Mom blew a stream of smoke from her mouth.

I’m sorry, said Eugene. Are we interrupting?

You should have said something, said Mom.

The guests were due in an hour.

Luke removed his cowboy hat. He had acquired a string tie in Victoria, and played with the silver horse medallion distractedly. —Can I wear my cowboy hat? he asked.

Eugene half-stomped, half-limped after Mom into the living room, his bad foot sweeping the floorboards behind him. Joan and I followed. I could feel her stare roaming up my hips to her blouse tucked into my waistband. I didn’t meet her eyes.

Yes, Luke, I said.

In the living room Mom stood next to a vase of tall peonies. The petals were a similar pink to her dress, and they made her appear as part of a greater apparatus—a system of plants.

Roy walked in from the back of the house. He had changed into suit trousers and a shirt that looked pressed long ago, as though he’d worn them once for a funeral, then carefully hung each item back in his closet.

Who are you? asked Eugene.

The bartender, said Mom.

My name is Roy. His eyes gravitated toward Joan. She smiled at him and looked down. I understood the courtesy of this gesture. She pretended not to notice his gaze so he could stare less bashfully. Mom had observed the same moment. Our eyes met, then slid to opposite corners of the room.

Then Patrick appeared from upstairs in grey slacks and a white collared shirt, his school’s emblem stitched onto the collar. He took in Joan too, appraised her silently, as you would a sculpture in a museum.
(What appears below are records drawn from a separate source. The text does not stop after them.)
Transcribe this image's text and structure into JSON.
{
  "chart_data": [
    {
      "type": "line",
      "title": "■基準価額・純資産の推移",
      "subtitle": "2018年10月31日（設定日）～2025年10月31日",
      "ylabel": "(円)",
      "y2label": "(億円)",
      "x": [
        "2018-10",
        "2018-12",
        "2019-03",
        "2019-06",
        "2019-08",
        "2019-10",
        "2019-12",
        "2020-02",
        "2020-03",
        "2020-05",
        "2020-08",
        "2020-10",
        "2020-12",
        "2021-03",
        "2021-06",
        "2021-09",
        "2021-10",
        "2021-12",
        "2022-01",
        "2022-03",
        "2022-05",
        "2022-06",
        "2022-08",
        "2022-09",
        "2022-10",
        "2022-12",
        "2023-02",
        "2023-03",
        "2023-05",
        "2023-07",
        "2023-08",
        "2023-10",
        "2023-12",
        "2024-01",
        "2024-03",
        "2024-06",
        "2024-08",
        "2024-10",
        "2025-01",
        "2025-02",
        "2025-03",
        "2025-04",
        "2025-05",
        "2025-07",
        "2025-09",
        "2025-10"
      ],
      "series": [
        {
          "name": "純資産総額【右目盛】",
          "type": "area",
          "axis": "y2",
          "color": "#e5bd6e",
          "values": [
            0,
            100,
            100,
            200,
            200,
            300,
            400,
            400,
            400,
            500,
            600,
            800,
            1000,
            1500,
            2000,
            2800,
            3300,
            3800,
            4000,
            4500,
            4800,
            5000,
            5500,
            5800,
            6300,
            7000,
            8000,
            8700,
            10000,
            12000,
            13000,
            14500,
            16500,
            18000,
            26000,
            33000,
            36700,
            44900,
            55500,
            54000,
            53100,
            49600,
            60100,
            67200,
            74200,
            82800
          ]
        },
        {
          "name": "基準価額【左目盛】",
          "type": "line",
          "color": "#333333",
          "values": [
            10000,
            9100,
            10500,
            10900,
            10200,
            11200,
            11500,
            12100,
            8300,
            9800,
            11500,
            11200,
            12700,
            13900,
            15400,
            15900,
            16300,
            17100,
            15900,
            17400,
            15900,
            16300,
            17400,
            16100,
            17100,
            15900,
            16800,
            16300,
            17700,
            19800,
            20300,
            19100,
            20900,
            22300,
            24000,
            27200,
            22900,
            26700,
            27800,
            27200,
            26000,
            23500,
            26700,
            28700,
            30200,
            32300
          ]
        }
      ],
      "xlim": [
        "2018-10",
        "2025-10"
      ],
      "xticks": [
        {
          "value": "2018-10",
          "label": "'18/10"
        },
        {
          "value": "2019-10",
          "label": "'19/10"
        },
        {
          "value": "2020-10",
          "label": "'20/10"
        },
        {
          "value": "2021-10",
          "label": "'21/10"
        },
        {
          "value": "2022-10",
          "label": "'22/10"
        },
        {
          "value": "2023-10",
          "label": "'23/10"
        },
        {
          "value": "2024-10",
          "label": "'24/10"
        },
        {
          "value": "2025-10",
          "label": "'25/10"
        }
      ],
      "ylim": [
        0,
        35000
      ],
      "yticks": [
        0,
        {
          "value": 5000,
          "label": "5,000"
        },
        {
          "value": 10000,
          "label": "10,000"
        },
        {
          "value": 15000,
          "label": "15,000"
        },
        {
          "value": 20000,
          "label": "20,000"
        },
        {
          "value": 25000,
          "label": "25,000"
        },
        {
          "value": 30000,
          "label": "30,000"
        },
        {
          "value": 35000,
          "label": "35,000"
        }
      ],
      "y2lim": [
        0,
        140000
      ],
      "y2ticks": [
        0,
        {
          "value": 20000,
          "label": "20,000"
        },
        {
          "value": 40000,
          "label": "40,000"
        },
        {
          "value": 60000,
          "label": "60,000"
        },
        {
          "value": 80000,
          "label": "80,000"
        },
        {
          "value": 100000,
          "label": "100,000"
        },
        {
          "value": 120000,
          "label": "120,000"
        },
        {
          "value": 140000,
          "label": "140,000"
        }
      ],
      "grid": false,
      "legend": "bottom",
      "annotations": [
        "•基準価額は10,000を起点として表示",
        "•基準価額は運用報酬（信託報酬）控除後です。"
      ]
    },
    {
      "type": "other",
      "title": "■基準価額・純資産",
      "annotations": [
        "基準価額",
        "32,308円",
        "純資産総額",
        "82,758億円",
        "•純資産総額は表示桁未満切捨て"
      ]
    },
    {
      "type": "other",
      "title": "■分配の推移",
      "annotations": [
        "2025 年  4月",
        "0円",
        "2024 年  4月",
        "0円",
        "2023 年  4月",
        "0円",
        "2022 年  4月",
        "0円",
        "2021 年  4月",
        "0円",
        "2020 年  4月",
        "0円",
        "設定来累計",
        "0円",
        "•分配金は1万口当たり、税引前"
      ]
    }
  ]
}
You’re involved too? said Eugene.

Patrick pried his eyes off my sister—scanned all of us, calculating who was angry at whom, which side to take. He didn’t answer his father.

Are those my socks? said Eugene.

I followed his stare to Patrick’s feet. He wasn’t wearing shoes. I recognized them from the wash in Victoria. They were cranberry. The cloth winged slightly from Patrick’s toe.

That’s it, said Eugene.

That’s what? said Mom.

I’ll talk to the owner of the marina. Kenneth can take a week off.

What has he got to do with anything?

I came home to discuss the options with you, but you’re carrying on like a deadbeat. He fixed his eyes on Roy.

A deadbeat? my mother laughed. She clutched her cigarette to her mouth and reached her other hand for the bookshelf.

Joan, come with me upstairs. I threaded my arm through her elbow and pulled her toward the stairwell. —I want you to tell me about kissing.

What? she said. Out of surprise, she did not resist. I looked back and Mom met my eyes again. Patrick’s gaze followed us up the stairs.